When Daily Sun approached Ganiyat Isa, she said: “I am from Ibadan in Oyo State but I live in Lagos with my husband. I am a business woman in Lagos, I sell drinks, slippers, singlets and boxers etc but since I came to Abuja to visit mummy I have been assisting her in the shop. My son, Muhammadu Awual Isa lives with my mother here and goes to school. He comes to learn tyre servicing here after school. That is how I want it because I don’t want him to play around or join bad gang.
“I have five children, four boys and a girl. My first born is 15 years and is schooling at Ilorin while Goodluck will be 13 soon. Before I enrolled him here, I asked him what he will like to do after school because I will not like him to roam the streets after school. He was the one that told me he will like to learn this one. So after I informed my husband, (Ahmed Isa) about what I was planning to do, he was in support and ever since he joined close to four months ago, I can tell he is enjoying himself. His dad is an engineer and he has always admired him and wants to be an auto engineer like his dad. His Muslim name is Muhammadu Awual Isa, but they nicknamed him Goodluck at this place.”
When asked why he chose car servicing Goodluck said: “My mum wanted me to come here and learn after school and I will advise other parents to allow their children to do the same. My boss, Oga Wale is a good man and treats us well but if you are not obedient and observant, he will punish you.
“I close from school 2pm and come to the workshop once I change my clothes and I have had my lunch. The work does not disturb my studies because I study at night before I go to bed. My best subject is school is mathematics, last term I came second. I have been here for three months. Now I can change tyres very well. I want to be motor engineer in future. I am in primary 5.”
According to Adewale, the owner of alignment and tyre service center, he sees himself in Goodluck when he was growing up. “Goodluck’s mother approached me that she will like to have him come and be working here after school hours. But during holidays, he starts in the morning. He has been here for three months. For a child, his behaviour is perfect; he is even better than the adults because he listens to instructions and carries them out accordingly. He is quick to learn, easy to correct.
“If he carries on with the way he is going, he will be a professional in no time, say two or three years. But because he is a child, his strength is limited. If he were to be 15 years, he would have been doing between 50 to 60 percent of the work perfectly. But as a child, we have to take it a step at a time.
“The idea of parents allowing their children to learn handwork while in school is not just a good idea but the best idea whether the country’s economy is okay or not. The person I love so much in my life is my dad although he is now late. Everything he told me has come to pass. He was the one that advised me to go and learn any handwork of my choice, if I didn’t listen to him there is no way I will be where I am today. So parents should encourage their kids to learn handwork, it doesn’t have to be tyre servicing. Any area your child expresses interest, let he or she follow that path.

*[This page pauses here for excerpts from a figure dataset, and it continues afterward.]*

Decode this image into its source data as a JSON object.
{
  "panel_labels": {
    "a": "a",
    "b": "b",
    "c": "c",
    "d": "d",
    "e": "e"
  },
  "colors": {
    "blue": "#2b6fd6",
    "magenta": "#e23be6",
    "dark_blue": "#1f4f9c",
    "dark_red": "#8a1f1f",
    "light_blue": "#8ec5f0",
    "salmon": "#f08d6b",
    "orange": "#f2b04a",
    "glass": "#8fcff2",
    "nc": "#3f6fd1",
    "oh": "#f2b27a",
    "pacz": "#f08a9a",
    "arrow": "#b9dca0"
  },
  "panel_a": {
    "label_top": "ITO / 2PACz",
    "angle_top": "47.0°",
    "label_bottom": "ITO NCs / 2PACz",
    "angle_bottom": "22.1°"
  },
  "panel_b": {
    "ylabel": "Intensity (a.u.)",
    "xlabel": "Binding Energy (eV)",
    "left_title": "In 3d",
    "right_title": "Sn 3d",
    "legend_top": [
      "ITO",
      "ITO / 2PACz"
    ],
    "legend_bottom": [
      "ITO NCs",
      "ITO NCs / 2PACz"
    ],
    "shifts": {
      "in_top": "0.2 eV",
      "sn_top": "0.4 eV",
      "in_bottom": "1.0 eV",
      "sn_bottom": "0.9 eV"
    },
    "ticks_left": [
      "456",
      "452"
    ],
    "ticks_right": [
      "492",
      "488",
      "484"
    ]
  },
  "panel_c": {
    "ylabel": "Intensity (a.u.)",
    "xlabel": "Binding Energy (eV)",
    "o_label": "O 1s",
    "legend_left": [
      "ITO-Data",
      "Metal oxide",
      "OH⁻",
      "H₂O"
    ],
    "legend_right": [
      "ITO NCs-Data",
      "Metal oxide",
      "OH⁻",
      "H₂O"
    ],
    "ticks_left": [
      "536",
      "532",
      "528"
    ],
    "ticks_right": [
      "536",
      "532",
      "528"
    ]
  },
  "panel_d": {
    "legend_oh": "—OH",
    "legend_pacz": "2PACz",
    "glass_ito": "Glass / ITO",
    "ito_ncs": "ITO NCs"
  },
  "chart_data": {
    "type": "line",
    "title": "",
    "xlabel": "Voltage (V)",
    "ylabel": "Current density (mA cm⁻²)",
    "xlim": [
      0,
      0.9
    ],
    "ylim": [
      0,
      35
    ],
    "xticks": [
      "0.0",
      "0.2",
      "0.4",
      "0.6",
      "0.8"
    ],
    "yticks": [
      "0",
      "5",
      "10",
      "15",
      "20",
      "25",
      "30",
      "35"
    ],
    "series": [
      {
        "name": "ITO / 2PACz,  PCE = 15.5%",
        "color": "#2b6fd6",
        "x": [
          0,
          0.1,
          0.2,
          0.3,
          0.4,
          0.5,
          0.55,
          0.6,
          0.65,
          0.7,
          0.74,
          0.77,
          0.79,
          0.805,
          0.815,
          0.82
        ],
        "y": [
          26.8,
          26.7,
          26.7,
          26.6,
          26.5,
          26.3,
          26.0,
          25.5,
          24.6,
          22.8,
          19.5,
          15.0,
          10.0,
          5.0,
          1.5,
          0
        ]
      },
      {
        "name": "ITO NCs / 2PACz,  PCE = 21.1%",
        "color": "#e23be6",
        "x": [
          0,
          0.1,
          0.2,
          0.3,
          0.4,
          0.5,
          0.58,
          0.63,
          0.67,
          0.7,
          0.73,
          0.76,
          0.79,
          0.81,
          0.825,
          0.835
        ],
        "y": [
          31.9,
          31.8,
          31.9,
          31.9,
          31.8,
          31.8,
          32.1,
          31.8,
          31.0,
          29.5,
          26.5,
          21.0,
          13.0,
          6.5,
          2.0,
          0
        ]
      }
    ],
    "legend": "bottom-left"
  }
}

“At the stage Goodluck is, I cannot leave a car to him by himself to handle because the work is done stage by stage. There is a alignment, wheel balancing, vulcanizing, patching, service, oil drain and all of that. At the stage he is now, I can leave a car for him to gauge, because of his strength he cannot change tyre all by himself because some of the nuts are stiff and hard to loosen. Even though he has the knowledge on how to go about doing these things, he doesn’t have the commensurate strength to carry it out. He can also handle patching for now, he can pull out the tyre for patching. My child is also interested in the work I’m doing because he saw Goodluck but where I live is far from my work station. So he learns around the house area, another of my outfit not far from the house.”